The May 2019 mayor’s contest has started. Filing: Councilman Philippe Bien-Aime, who set a civil tone as acting mayor in 2014, after ex-Mayor Lucie Tondreau went to prison, and former mayoral candidate Hector Medina. Let’s hope each candidate and council member befriends a forensic accountant, studies the state’s recent audit of the city, gets a crash course in reading a municipal balance sheet, asks exacting questions, and offers constructive ideas. Failure here deserves defeat.

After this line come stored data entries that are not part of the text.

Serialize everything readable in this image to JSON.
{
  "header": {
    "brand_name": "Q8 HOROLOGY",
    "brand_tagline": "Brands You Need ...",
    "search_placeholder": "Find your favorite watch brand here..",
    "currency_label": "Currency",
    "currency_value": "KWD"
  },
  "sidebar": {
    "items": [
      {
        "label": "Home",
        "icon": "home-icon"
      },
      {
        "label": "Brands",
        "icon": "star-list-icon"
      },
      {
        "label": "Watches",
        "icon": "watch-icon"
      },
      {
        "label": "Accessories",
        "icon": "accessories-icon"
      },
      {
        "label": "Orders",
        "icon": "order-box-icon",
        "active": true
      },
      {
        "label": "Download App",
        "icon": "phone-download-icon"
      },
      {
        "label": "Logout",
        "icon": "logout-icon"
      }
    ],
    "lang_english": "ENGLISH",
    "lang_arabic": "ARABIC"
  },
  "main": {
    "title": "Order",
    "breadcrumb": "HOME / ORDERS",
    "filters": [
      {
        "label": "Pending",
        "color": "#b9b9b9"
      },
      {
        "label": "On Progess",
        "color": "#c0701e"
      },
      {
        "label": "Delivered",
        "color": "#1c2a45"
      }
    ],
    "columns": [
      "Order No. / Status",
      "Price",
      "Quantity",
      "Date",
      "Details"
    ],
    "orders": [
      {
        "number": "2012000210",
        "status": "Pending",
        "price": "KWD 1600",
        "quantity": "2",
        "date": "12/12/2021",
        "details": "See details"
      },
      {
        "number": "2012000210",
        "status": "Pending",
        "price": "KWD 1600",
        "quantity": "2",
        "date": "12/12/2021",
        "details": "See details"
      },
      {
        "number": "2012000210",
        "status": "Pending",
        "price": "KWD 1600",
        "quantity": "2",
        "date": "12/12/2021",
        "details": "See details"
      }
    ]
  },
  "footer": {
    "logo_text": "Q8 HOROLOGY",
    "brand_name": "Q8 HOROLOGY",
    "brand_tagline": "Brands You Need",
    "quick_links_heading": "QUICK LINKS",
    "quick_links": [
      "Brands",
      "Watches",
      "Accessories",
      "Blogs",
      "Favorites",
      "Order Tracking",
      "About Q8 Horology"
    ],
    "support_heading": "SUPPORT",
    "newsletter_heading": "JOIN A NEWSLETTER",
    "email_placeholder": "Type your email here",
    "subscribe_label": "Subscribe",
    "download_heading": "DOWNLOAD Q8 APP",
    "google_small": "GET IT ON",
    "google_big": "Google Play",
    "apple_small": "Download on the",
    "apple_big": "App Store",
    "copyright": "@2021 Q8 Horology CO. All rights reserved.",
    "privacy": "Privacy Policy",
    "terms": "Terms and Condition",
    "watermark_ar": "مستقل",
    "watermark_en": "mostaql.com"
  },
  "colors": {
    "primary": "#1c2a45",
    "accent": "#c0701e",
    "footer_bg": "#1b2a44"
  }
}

Bloated payrolls and pay raises from friends-and-family hiring practices since 2013 are about to sock the city’s general fund with $1.5 million in unexpected pension liabilities, in addition to the regular $9 million pension payment due October 1. Police payroll is up more than 17 percent with smaller staff, averaging $91,000 per employee (skewed toward command staff) and with a $1 million shortfall, with the general employee pension deficiency making up the rest.

Spring is already curbing discretionary spending by council members. That should mean less money for festivals, parties, foreign travel, sister cities, and pomp and circumstance.

It’s a start, but how about some ideas for discussion? How about tougher lobbyist disclosures for the usual suspects we keep seeing? Shouldn’t everyone know who is paying whom? Why not revisit those Neighborhood Redevelopment Overlays, that boon for developers that residents clearly hate? Is rage just an “opinion” when you hit people where they live?

Anti-nepotism policies, anyone? A professional point system in hiring? Why elect rather than appoint the city clerk?

Why not require three or even two years’ established residency for candidates, rather than one? Joseph, Tondreau, and Bien-Aime had businesses in North Miami, but didn’t they really live elsewhere and use local addresses so they could run? What’s to stop a hostile county commissioner from moving a favored candidate here?

Dr. Joseph’s and the council’s service may seem a model of probity compared with the gaudy corruptions of a half-decade ago. That’s beside the point now.

This is a sea change. It is time for a different conversation.